11 January 2005 – LAWFUEL – The Law News Network – A woman who traded …

11 January 2005 – LAWFUEL – The Law News Network – A woman who traded air pollution credits among Southern California businesses was
indicted this afternoon by a federal grand jury that alleged the defendant took
$12.5 million from investors who were falsely told that the money would be used to
purchase pollution credits that would be sold to a Southern California Mobil
refinery.

Anne Masters Sholtz, 40, of Bradbury, was indicted on six counts of wire fraud,
charges that carry a potential penalty of 30 years in federal prison. Sholtz, who
was arrested in this case last summer and subsequently freed on a $100,000 bond,
will be arraigned on the indictment in the coming weeks.

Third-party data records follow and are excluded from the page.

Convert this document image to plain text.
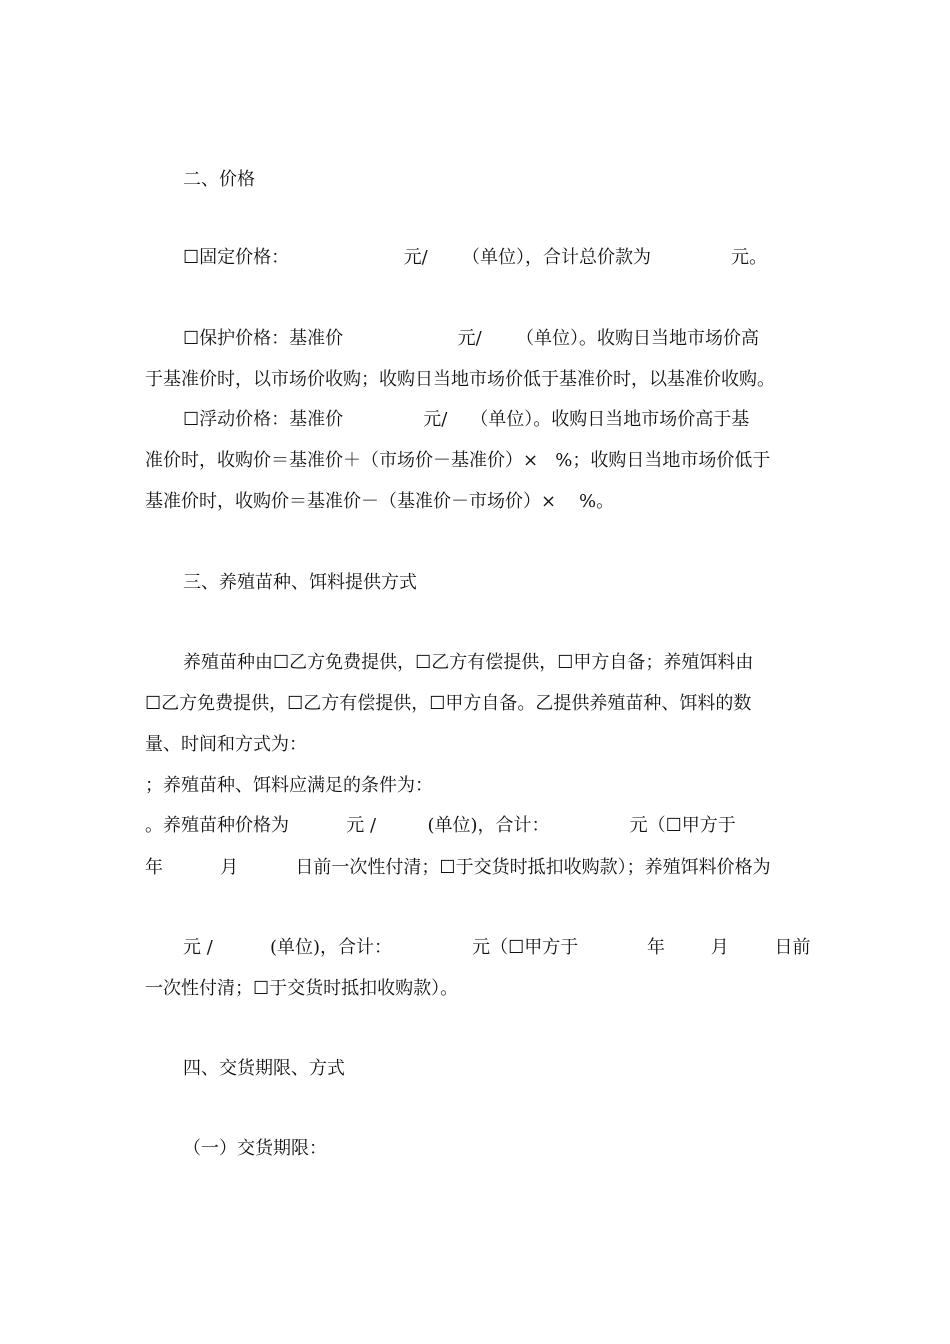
二、价格
☐固定价格：                    元/      （单位），合计总价款为              元。
☐保护价格：基准价                    元/      （单位）。收购日当地市场价高
于基准价时，以市场价收购；收购日当地市场价低于基准价时，以基准价收购。
☐浮动价格：基准价              元/    （单位）。收购日当地市场价高于基
准价时，收购价＝基准价＋（市场价－基准价）×   %；收购日当地市场价低于
基准价时，收购价＝基准价－（基准价－市场价）×    %。
三、养殖苗种、饵料提供方式
养殖苗种由☐乙方免费提供，☐乙方有偿提供，☐甲方自备；养殖饵料由
☐乙方免费提供，☐乙方有偿提供，☐甲方自备。乙提供养殖苗种、饵料的数
量、时间和方式为：
；养殖苗种、饵料应满足的条件为：
。养殖苗种价格为          元 /         (单位)，合计：              元（☐甲方于
年          月          日前一次性付清；☐于交货时抵扣收购款）；养殖饵料价格为
元 /          (单位)，合计：              元（☐甲方于            年        月        日前
一次性付清；☐于交货时抵扣收购款）。
四、交货期限、方式
（一）交货期限：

The indictment filed today and a criminal complaint filed in June outline a scheme
in which Sholtz allegedly used forged documents and her knowledge of trading
pollution credits to defraud AG Clean Air, a New York-based company that trades in
energy credits.

In 1993, the South Coast Air Quality Management District, the state air pollution
control agency that regulates 28,000 pollution-emitting businesses in the Los
Angeles metropolitan area, established the Regional Clean Air Incentive Market, or
RECLAIM. In 1998, the United States Environmental Protection Agency approved the
RECLAIM program, under which each pollution-emitting facility is issued an annual
allocation that limits the amount of nitrogen oxides and sulfer oxides that can be
emitted. If a facility improves its pollution-control equipment, it may sell part
of its pollution-producing allocation via RECLAIM Trading Credits, or RTCs.
Sholtz owed a company called Sholtz & Associates, which later merged with another
company and became EonXchange. Through these companies, Sholtz operated a
Pasadena-based Internet site called Automated Credit Exchange (ACE), which was a
forum for companies to trade and sell RTCs. ACE was closed in August 2002 when it
went into bankruptcy.

According to the court documents, Sholtz approached an officer of AG Clean Air in
the fall of 1999, telling him that Mobil Corporation needed to purchase a large
quantity of RTCs for use at a refinery in Southern California. Over the next two
years, AG Clean Air purchased $12.5 million worth of RTCs based on Sholtz’s
representations that Mobil would purchase the RTCs for $17.5 million.
Sholtz paid AG Clean Air for some of the RTCs it had purchased, but when AG Clean
Air demanded the remaining money, Sholtz claimed that Mobil was having trouble
paying for the RTCs. As part of the scheme, Sholtz sent a series of faxes and
e-mails to AG Clean Air that purported to document ongoing negotiations between Ace
and Mobil. For example, on May 8, 2001, Sholtz allegedly sent a fax to AG Clean Air
which contained a fax of a purchase and sale agreement showing that ExxonMobil
Corporation had agreed to purchase $22 million worth of RTCs from Sholtz’s company.
In truth and in fact, there was no such agreement and the signature of the

ExxonMobil executive vice president had been forged, the indictment alleges.
The indictment alleges that the scheme caused AG Clean Air to suffer more than $2.5
million in losses.

An indictment contains allegations that a defendant has committed a crime. Every
defendant is presumed innocent until and unless proven.

The case against Sholtz is part of an ongoing investigation being conducted by the
United States Environmental Protection Agency, Criminal Investigation Division, and
the South Coast Air Quality Management District.